Artık disagree'ün İngilizce içindeki anlamı hakkında daha fazla bilgi sahibi olduğunuza göre, seçilen örnekler aracılığıyla bunların nasıl kullanılacağını ve nasıl yapılacağını öğrenebilirsiniz. onları okuyun. Ve önerdiğimiz ilgili kelimeleri öğrenmeyi unutmayın. Web sitemiz sürekli olarak yeni kelimeler ve yeni örneklerle güncellenmektedir, böylece bilmediğiniz diğer kelimelerin anlamlarını İngilizce içinde arayabilirsiniz.

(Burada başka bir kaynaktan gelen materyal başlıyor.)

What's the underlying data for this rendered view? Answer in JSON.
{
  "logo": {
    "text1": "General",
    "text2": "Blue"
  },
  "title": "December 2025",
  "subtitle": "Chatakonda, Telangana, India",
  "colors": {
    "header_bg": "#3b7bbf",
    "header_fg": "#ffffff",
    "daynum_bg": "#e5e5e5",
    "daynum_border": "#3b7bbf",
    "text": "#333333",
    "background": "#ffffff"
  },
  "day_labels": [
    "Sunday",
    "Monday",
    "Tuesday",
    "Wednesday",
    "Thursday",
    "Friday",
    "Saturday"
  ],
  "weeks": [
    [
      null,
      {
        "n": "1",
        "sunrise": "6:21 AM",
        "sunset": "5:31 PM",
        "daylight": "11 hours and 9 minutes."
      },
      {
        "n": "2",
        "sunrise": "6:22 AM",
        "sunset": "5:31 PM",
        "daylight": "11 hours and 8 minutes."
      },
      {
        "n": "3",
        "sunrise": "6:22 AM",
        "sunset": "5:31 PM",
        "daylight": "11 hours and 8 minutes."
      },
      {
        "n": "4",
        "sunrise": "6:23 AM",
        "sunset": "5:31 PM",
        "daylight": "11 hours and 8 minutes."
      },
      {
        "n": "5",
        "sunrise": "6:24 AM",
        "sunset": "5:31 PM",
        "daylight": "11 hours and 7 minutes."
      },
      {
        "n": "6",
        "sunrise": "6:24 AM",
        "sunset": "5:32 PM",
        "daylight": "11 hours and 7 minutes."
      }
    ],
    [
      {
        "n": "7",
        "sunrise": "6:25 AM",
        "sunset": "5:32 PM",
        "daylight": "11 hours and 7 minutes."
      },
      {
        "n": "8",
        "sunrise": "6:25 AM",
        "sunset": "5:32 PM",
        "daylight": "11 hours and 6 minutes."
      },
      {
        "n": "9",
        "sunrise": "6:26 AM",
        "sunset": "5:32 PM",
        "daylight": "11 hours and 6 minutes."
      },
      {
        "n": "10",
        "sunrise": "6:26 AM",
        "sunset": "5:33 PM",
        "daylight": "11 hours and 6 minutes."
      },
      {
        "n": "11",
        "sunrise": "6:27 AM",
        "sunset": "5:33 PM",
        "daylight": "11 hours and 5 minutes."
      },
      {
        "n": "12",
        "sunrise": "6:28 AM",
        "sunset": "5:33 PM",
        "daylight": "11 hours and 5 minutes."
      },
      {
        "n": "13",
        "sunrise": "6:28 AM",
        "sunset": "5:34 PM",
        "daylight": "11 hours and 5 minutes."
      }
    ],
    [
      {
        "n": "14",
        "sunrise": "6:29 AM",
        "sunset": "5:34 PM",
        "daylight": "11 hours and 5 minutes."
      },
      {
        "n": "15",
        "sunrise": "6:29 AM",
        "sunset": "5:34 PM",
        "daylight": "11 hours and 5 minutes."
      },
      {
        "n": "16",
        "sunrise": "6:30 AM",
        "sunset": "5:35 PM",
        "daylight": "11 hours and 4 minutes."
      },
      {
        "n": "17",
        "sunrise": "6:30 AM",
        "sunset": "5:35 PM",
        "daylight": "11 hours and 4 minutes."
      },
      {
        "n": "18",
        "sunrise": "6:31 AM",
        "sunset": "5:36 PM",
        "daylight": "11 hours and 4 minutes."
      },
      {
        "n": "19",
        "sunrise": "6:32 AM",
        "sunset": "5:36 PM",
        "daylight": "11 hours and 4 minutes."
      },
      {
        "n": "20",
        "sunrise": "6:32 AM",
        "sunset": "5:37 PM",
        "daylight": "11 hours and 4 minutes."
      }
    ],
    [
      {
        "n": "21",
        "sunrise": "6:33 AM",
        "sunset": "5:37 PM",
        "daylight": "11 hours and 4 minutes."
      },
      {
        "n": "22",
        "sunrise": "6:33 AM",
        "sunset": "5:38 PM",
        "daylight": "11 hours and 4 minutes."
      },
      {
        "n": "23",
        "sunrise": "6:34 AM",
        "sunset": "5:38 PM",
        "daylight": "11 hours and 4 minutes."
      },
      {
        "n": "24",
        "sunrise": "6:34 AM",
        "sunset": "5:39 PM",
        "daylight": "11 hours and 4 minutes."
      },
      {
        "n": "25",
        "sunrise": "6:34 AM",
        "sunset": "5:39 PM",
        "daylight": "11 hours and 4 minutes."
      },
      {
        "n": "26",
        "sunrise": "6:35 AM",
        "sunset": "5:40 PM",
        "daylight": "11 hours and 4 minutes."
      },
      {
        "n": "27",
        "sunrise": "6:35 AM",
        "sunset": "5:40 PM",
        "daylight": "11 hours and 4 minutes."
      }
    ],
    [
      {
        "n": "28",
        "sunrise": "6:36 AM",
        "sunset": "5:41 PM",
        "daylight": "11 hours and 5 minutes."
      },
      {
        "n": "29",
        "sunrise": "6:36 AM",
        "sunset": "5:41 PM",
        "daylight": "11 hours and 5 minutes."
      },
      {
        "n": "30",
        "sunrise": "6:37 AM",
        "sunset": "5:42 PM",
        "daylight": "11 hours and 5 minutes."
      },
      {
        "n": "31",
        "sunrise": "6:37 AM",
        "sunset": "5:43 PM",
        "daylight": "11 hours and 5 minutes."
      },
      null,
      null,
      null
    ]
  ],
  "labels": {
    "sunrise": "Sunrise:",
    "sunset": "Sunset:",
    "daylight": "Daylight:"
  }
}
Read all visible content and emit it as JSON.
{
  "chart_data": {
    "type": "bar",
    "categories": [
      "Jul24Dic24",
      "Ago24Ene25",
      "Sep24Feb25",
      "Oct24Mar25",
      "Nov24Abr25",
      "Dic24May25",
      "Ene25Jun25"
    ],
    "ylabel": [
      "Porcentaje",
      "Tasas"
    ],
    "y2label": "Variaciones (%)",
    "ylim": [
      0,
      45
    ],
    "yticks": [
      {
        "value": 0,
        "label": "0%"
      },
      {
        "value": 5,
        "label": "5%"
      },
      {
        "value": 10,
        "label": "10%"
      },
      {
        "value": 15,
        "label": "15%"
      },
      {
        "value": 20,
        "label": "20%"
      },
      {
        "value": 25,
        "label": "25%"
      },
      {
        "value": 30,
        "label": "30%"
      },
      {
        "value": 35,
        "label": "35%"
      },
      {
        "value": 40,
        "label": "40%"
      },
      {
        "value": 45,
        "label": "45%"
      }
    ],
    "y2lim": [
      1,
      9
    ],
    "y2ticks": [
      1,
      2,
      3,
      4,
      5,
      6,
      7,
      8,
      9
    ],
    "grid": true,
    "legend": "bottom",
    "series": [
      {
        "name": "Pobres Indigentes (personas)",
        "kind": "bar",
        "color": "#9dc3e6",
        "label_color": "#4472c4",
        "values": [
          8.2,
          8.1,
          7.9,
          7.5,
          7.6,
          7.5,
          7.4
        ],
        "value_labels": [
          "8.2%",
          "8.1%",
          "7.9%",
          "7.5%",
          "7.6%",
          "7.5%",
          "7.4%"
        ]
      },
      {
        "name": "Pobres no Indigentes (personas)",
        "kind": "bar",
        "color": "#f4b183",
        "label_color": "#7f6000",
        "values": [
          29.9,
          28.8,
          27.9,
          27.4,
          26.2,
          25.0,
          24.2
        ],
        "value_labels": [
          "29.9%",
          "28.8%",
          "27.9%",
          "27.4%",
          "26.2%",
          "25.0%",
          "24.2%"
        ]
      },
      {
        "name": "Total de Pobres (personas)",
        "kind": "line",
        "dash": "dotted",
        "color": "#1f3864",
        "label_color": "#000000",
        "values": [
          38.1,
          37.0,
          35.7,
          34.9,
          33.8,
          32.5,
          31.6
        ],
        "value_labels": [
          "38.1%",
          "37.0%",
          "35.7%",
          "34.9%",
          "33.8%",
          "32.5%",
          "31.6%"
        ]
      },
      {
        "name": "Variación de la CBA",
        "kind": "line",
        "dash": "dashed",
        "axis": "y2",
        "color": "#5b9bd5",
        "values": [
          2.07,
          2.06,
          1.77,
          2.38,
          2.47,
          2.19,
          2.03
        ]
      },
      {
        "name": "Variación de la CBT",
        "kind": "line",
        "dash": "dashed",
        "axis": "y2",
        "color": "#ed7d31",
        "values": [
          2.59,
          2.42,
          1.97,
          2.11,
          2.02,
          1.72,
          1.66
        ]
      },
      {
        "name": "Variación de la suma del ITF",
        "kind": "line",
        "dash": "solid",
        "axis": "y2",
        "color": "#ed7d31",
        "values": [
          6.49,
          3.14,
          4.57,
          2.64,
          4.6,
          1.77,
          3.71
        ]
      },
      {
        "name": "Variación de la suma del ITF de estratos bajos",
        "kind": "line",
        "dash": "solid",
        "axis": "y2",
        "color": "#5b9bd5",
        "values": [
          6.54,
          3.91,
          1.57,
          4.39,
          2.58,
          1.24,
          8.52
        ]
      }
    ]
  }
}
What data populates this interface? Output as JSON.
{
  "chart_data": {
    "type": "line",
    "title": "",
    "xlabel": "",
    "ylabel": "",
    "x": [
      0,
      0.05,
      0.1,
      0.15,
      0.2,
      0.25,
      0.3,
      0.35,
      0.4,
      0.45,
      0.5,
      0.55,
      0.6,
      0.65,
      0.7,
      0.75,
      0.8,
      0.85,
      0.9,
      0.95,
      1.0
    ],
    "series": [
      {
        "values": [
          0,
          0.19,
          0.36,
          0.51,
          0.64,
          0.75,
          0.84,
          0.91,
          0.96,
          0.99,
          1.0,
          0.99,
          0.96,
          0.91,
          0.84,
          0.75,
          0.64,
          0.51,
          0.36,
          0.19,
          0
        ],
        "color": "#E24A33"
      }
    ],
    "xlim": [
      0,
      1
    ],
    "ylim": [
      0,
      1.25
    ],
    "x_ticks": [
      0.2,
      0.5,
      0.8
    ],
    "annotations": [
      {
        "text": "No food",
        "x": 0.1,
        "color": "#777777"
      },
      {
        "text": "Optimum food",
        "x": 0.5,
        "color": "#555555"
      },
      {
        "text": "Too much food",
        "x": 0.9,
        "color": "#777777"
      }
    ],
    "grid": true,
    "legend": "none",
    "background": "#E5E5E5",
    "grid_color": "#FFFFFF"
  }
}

İngilizce hakkında bilginiz var mı

İngilizce, İngiltere'ye göç eden ve 1400 yılı aşkın bir süre içinde gelişen Germen kabilelerinden gelmektedir. İngilizce, Çince ve İspanyolca'dan sonra dünyada en çok konuşulan üçüncü dildir. En çok öğrenilen ikinci dildir. ve yaklaşık 60 egemen ülkenin resmi dilidir.Bu dil, ikinci ve yabancı dil olarak anadili konuşanlardan daha fazla sayıda konuşmacıya sahiptir.İngilizce aynı zamanda Birleşmiş Milletler, Avrupa Birliği ve diğer birçok uluslararası kuruluşun ortak resmi dilidir. ve bölgesel organizasyonlar. Günümüzde dünyanın her yerindeki İngilizce konuşanlar nispeten kolaylıkla iletişim kurabiliyor.